CNFA is pleased to announce the expansion of its United States Agency for International Development (USAID)-funded Farmer-to-Farmer (FTF) program into Uzbekistan.
Teamed with Oasis FES LLC, a local agricultural consulting company in Tashkent, Uzbekistan, CNFA will field five or more volunteers per year in the country.
The first volunteer leaves Aug. 7 for a two-week assignment in the Fergana and Samarkand regions, where she will train agribusinesses in fruit selection, value-added processing technologies, non-refrigerated storage and marketing new fruit products. She will also assess fruit processor management and lab staff to accede to quality programs in the near future.
Uzbekistan is one of CNFA’s core countries in the Europe, Caucasus and Central Asia region, where CNFA already uses targeted volunteer technical assistance to strengthen markets and foster sustained and broad-based economic growth in the agricultural sectors in Georgia, Moldova and Tajikstan. Over the life of the five-year $7.5 million program, CNFA will field nearly 400 volunteers to assist 130 host institutions and enterprises.
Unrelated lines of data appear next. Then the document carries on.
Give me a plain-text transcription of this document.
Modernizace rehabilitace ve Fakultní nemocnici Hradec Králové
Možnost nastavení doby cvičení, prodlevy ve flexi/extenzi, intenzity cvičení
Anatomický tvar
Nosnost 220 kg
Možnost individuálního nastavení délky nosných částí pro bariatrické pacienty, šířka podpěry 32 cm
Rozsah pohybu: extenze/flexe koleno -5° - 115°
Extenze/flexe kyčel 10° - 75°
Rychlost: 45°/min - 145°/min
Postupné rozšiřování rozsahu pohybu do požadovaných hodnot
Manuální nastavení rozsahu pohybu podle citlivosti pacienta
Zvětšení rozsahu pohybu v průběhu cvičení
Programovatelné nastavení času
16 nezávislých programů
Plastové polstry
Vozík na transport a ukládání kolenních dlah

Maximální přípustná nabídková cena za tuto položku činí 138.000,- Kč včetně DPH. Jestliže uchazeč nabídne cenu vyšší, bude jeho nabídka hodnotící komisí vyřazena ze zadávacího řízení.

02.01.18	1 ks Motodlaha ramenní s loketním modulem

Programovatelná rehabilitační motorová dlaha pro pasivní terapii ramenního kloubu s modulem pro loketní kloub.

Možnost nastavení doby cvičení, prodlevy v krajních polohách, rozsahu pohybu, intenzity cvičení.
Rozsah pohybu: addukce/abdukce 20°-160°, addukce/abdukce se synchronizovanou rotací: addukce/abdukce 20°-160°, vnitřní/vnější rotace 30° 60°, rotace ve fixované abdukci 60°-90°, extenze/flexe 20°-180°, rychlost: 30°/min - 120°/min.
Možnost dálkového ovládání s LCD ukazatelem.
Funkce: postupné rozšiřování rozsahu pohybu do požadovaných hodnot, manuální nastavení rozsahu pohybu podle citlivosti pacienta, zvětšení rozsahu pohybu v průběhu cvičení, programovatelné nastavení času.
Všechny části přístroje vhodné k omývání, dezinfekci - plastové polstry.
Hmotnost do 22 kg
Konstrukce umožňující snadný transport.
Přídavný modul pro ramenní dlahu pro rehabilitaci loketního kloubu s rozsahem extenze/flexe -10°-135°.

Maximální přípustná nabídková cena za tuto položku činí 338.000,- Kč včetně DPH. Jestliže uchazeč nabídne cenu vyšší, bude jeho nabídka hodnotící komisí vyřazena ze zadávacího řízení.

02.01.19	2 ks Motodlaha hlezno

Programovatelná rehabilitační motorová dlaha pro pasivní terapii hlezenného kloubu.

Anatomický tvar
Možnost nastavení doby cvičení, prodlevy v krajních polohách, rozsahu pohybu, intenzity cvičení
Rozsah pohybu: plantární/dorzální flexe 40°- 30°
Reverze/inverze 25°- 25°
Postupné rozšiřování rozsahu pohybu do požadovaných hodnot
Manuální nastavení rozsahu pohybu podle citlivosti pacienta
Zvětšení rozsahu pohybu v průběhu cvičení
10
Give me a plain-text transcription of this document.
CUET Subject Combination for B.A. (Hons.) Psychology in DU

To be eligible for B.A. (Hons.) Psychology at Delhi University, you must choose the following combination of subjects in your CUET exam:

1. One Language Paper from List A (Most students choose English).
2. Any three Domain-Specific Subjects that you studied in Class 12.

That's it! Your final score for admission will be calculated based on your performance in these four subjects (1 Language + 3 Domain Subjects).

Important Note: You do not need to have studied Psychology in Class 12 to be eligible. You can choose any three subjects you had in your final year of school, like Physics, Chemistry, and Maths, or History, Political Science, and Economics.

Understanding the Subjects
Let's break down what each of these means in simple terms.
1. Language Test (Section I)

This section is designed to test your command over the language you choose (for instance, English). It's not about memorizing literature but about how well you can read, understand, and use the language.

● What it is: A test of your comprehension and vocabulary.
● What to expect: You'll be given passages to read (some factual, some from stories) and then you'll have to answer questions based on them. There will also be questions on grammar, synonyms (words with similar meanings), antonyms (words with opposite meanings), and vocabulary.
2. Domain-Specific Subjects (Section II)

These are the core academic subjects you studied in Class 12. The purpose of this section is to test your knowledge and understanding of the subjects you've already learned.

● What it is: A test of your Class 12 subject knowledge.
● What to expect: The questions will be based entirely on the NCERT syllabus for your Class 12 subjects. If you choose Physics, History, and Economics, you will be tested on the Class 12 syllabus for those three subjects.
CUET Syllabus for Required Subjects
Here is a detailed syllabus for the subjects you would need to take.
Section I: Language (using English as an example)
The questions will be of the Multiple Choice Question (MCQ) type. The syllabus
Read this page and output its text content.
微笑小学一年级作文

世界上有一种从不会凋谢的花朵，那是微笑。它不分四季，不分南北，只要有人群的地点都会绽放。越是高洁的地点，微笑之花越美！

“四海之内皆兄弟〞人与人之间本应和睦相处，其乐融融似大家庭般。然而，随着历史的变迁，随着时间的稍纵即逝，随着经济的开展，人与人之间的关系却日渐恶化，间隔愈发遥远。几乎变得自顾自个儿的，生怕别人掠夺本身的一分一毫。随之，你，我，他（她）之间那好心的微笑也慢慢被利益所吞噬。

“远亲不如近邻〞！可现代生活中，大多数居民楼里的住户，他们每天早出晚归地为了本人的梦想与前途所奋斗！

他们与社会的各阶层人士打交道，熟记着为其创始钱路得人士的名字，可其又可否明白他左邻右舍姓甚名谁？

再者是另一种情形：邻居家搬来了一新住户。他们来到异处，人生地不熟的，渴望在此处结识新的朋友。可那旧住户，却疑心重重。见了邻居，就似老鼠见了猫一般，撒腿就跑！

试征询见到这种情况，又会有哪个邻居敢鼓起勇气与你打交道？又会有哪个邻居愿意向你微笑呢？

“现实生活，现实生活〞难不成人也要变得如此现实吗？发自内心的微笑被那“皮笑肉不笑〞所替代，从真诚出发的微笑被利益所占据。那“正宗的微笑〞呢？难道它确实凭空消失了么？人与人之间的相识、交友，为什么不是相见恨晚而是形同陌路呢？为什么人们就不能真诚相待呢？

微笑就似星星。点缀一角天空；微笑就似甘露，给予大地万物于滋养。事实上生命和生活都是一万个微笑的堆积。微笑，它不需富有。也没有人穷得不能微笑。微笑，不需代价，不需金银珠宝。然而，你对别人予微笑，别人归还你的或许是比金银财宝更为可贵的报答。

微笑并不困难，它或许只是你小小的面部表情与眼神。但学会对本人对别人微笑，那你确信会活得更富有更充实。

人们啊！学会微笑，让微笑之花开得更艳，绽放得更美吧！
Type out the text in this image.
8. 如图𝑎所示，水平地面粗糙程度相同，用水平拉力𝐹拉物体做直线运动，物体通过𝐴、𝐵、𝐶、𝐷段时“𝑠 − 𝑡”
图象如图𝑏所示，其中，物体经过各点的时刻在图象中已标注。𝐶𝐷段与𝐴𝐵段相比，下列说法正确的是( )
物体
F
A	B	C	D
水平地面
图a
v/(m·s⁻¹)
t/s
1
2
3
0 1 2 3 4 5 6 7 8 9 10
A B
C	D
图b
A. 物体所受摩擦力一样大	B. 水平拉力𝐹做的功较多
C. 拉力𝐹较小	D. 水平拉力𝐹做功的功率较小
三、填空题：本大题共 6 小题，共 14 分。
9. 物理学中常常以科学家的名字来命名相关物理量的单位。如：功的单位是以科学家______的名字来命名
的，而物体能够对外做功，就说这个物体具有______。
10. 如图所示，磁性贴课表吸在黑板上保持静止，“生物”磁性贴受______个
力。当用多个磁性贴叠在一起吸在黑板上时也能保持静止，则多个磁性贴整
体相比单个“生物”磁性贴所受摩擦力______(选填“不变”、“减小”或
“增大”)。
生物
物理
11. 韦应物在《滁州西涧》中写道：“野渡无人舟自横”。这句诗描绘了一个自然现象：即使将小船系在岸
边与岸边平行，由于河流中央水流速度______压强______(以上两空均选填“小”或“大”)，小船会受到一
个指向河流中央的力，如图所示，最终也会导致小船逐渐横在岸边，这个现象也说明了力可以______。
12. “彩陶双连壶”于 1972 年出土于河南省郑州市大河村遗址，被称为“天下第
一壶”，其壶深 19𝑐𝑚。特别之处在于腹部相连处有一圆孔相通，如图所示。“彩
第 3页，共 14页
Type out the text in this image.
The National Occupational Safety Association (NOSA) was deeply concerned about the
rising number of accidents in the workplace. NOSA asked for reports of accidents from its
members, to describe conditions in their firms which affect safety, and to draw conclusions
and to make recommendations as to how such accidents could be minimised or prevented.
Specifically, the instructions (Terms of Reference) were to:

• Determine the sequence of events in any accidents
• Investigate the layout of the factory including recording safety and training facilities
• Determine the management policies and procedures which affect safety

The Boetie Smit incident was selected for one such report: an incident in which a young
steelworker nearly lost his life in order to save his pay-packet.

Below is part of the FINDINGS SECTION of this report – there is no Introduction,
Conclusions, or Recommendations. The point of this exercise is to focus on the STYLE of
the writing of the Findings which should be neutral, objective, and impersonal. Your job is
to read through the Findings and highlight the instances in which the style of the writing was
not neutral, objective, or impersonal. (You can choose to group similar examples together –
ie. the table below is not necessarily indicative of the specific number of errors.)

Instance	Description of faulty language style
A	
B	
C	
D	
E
In Central Asia, where most of the population depends on agriculture, CNFA will use FTF to complement USAID’s strategic objectives of developing value chain linkages to provide greater economic opportunities for rural people in this fragile and strategically important region.
To maximize volunteer impact, FTF targets specific smallholder farmers, entrepreneurs, cooperatives and associations along key agricultural value chains chosen for their high growth potential. Each assignment builds upon previous work and complements other interventions.
CNFA has been successfully implementing the FTF program since 1992 and has developed an effective model for administration, from recruitment of agricultural experts in the U.S. to successfully hosting volunteers in country. Over the last 16 years, CNFA has fielded almost 1,500 volunteers in Russia, Belarus, Ukraine, Moldova, South Africa, Zimbabwe, Zambia, Malawi and Mozambique. During the last five years of implementation in the West NIS region alone, CNFA volunteers have facilitated the sale of approximately $15 million in fresh and processed agricultural commodities; the extension of $20 million in rural credit; and the distribution of more than $7 million in agricultural inputs and services to farmers.